Billy is released from the hospital and opts to live alone, over the objections of Barbara. Robert has reformed and enlisted for the Vietnam War. While alone, Billy is abducted to the alien planet of Tralfamadore, along with film actress Montana Wildhack. The Tralfamadorians live in the "fourth dimension" and teach Billy the universe is made up of random moments strung together; when one dies, they go back to another point in their life, and it is up to them to focus on good moments and ignore the bad. The Tralfamadorians hope Billy and Montana will mate. Billy and Montana fall in love and have a child, whom Montana names Billy Jr. On Earth, Billy argues with Barbara about the existence of Tralfamadore; Billy, being able to travel into the future as well as the past, shares a vision of his death, in which he is fatally shot by an elderly Lazzaro while giving a speech about Tralfamadore.

==Cast==

- Michael Sacks as Billy Pilgrim
- Ron Leibman as Paul Lazzaro
- Eugene Roche as Edgar Derby
- Sharon Gans as Valencia Merble Pilgrim
- Valerie Perrine as Montana Wildhack
- Holly Near as Barbara Pilgrim
- Perry King as Robert Pilgrim
- Kevin Conway as Roland Weary
- Friedrich von Ledebur as German Leader
- Ekkehardt Belle as Young German Guard
- Sorrell Booke as Lionel Merble
- Roberts Blossom as Bob "Wild Bob" Cody
- John Dehner as Professor Rumfoord
- Gary Waynesmith as Stanley
- Richard Schaal as Howard W. Campbell Jr.
- Gilmer McCormick as Lily Rumfoord
- Stan Gottlieb as Hobo
- Karl-Otto Alberty as German Guard - Group Two
- Henry Bumstead as Eliot Rosewater
- Lucille Benson as Billy's Mother
- John Wood as English Officer (credited as Tom Wood)
- Warren Frost as Driver

==Music==
Slaughterhouse-Five uses 1950s-1960s recordings by Glenn Gould: Bach Concerto #5 in F Minor, BWV 1056, and Concerto #3 in D Major, BWV 1054. These had been recorded at CBS 30th Street Studio with the Columbia Symphony Orchestra. Soundtrack recordings featuring other artists included Rudolf Serkin, piano, with Casals conducting Brandenburg Concerto#4 in G Major, BWV 1049, III Presto. The film used such a small amount of music that the soundtrack album added atmospheric excerpts from Douglas Leedy's synthesized triple album Entropical Paradise.

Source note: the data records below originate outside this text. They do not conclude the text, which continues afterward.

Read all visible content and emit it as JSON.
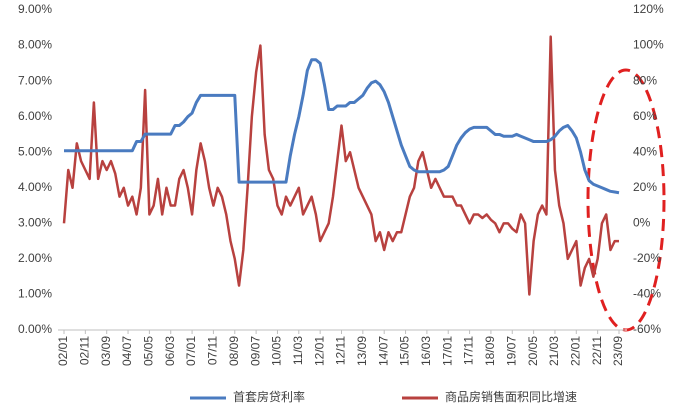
{
  "chart_data": {
    "type": "line",
    "categories": [
      "02/01",
      null,
      null,
      null,
      null,
      "02/11",
      null,
      null,
      null,
      null,
      "03/09",
      null,
      null,
      null,
      null,
      "04/07",
      null,
      null,
      null,
      null,
      "05/05",
      null,
      null,
      null,
      null,
      "06/03",
      null,
      null,
      null,
      null,
      "07/01",
      null,
      null,
      null,
      null,
      "07/11",
      null,
      null,
      null,
      null,
      "08/09",
      null,
      null,
      null,
      null,
      "09/07",
      null,
      null,
      null,
      null,
      "10/05",
      null,
      null,
      null,
      null,
      "11/03",
      null,
      null,
      null,
      null,
      "12/01",
      null,
      null,
      null,
      null,
      "12/11",
      null,
      null,
      null,
      null,
      "13/09",
      null,
      null,
      null,
      null,
      "14/07",
      null,
      null,
      null,
      null,
      "15/05",
      null,
      null,
      null,
      null,
      "16/03",
      null,
      null,
      null,
      null,
      "17/01",
      null,
      null,
      null,
      null,
      "17/11",
      null,
      null,
      null,
      null,
      "18/09",
      null,
      null,
      null,
      null,
      "19/07",
      null,
      null,
      null,
      null,
      "20/05",
      null,
      null,
      null,
      null,
      "21/03",
      null,
      null,
      null,
      null,
      "22/01",
      null,
      null,
      null,
      null,
      "22/11",
      null,
      null,
      null,
      null,
      "23/09"
    ],
    "series": [
      {
        "name": "首套房贷利率",
        "color": "#4a7bc0",
        "values": [
          5.04,
          5.04,
          5.04,
          5.04,
          5.04,
          5.04,
          5.04,
          5.04,
          5.04,
          5.04,
          5.04,
          5.04,
          5.04,
          5.04,
          5.04,
          5.04,
          5.04,
          5.3,
          5.3,
          5.51,
          5.51,
          5.51,
          5.51,
          5.51,
          5.51,
          5.51,
          5.75,
          5.75,
          5.85,
          6.0,
          6.1,
          6.4,
          6.6,
          6.6,
          6.6,
          6.6,
          6.6,
          6.6,
          6.6,
          6.6,
          6.6,
          4.16,
          4.16,
          4.16,
          4.16,
          4.16,
          4.16,
          4.16,
          4.16,
          4.16,
          4.16,
          4.16,
          4.16,
          4.9,
          5.5,
          6.0,
          6.6,
          7.3,
          7.6,
          7.6,
          7.5,
          6.9,
          6.2,
          6.2,
          6.3,
          6.3,
          6.3,
          6.4,
          6.4,
          6.5,
          6.6,
          6.8,
          6.95,
          7.0,
          6.9,
          6.7,
          6.4,
          6.0,
          5.6,
          5.2,
          4.9,
          4.6,
          4.5,
          4.45,
          4.45,
          4.45,
          4.45,
          4.45,
          4.45,
          4.5,
          4.6,
          4.9,
          5.2,
          5.4,
          5.55,
          5.65,
          5.7,
          5.7,
          5.7,
          5.7,
          5.6,
          5.5,
          5.5,
          5.45,
          5.45,
          5.45,
          5.5,
          5.45,
          5.4,
          5.35,
          5.3,
          5.3,
          5.3,
          5.3,
          5.35,
          5.45,
          5.6,
          5.7,
          5.75,
          5.6,
          5.4,
          5.0,
          4.5,
          4.2,
          4.1,
          4.05,
          4.0,
          3.95,
          3.9,
          3.88,
          3.86
        ]
      },
      {
        "name": "商品房销售面积同比增速",
        "color": "#b8413f",
        "axis": "y2",
        "values": [
          0,
          30,
          20,
          45,
          35,
          30,
          25,
          68,
          25,
          35,
          30,
          35,
          28,
          15,
          20,
          10,
          15,
          5,
          20,
          75,
          5,
          10,
          25,
          5,
          20,
          10,
          10,
          25,
          30,
          20,
          5,
          30,
          45,
          35,
          20,
          10,
          20,
          15,
          5,
          -10,
          -20,
          -35,
          -15,
          20,
          60,
          85,
          100,
          50,
          30,
          25,
          10,
          5,
          15,
          10,
          15,
          20,
          5,
          10,
          15,
          5,
          -10,
          -5,
          0,
          15,
          35,
          55,
          35,
          40,
          30,
          20,
          15,
          10,
          5,
          -10,
          -5,
          -15,
          -5,
          -10,
          -5,
          -5,
          5,
          15,
          20,
          35,
          40,
          30,
          20,
          25,
          20,
          15,
          15,
          15,
          10,
          10,
          5,
          0,
          5,
          5,
          3,
          5,
          2,
          0,
          -5,
          0,
          0,
          -3,
          -5,
          5,
          0,
          -40,
          -10,
          5,
          10,
          5,
          105,
          30,
          10,
          0,
          -20,
          -15,
          -10,
          -35,
          -25,
          -20,
          -30,
          -20,
          0,
          5,
          -15,
          -10,
          -10
        ]
      }
    ],
    "ylim": [
      0,
      9
    ],
    "yticks": [
      {
        "value": 0,
        "label": "0.00%"
      },
      {
        "value": 1,
        "label": "1.00%"
      },
      {
        "value": 2,
        "label": "2.00%"
      },
      {
        "value": 3,
        "label": "3.00%"
      },
      {
        "value": 4,
        "label": "4.00%"
      },
      {
        "value": 5,
        "label": "5.00%"
      },
      {
        "value": 6,
        "label": "6.00%"
      },
      {
        "value": 7,
        "label": "7.00%"
      },
      {
        "value": 8,
        "label": "8.00%"
      },
      {
        "value": 9,
        "label": "9.00%"
      }
    ],
    "y2lim": [
      -60,
      120
    ],
    "y2ticks": [
      {
        "value": -60,
        "label": "-60%"
      },
      {
        "value": -40,
        "label": "-40%"
      },
      {
        "value": -20,
        "label": "-20%"
      },
      {
        "value": 0,
        "label": "0%"
      },
      {
        "value": 20,
        "label": "20%"
      },
      {
        "value": 40,
        "label": "40%"
      },
      {
        "value": 60,
        "label": "60%"
      },
      {
        "value": 80,
        "label": "80%"
      },
      {
        "value": 100,
        "label": "100%"
      },
      {
        "value": 120,
        "label": "120%"
      }
    ],
    "grid": false
  }
}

The prolonged rendition of the final movement of Bach's fourth Brandenburg concerto accompanies a cinematic montage as the main character first encounters the city of Dresden.

No music by cast member Holly Near, a then-experienced singer and songwriter, was used in the film.

== Reception ==
On the review aggregator website Rotten Tomatoes, 82% of 17 critics' reviews are positive. Metacritic, which uses a weighted average, assigned the film a score of 66 out of 100, based on 6 critics, indicating "generally favorable" reviews.

==Awards==
The film won the Prix du Jury at the 1972 Cannes Film Festival, as well as a Hugo Award and Saturn Award. Both Hill and Geller were nominated for awards by their respective guilds. Sacks was nominated for a Golden Globe.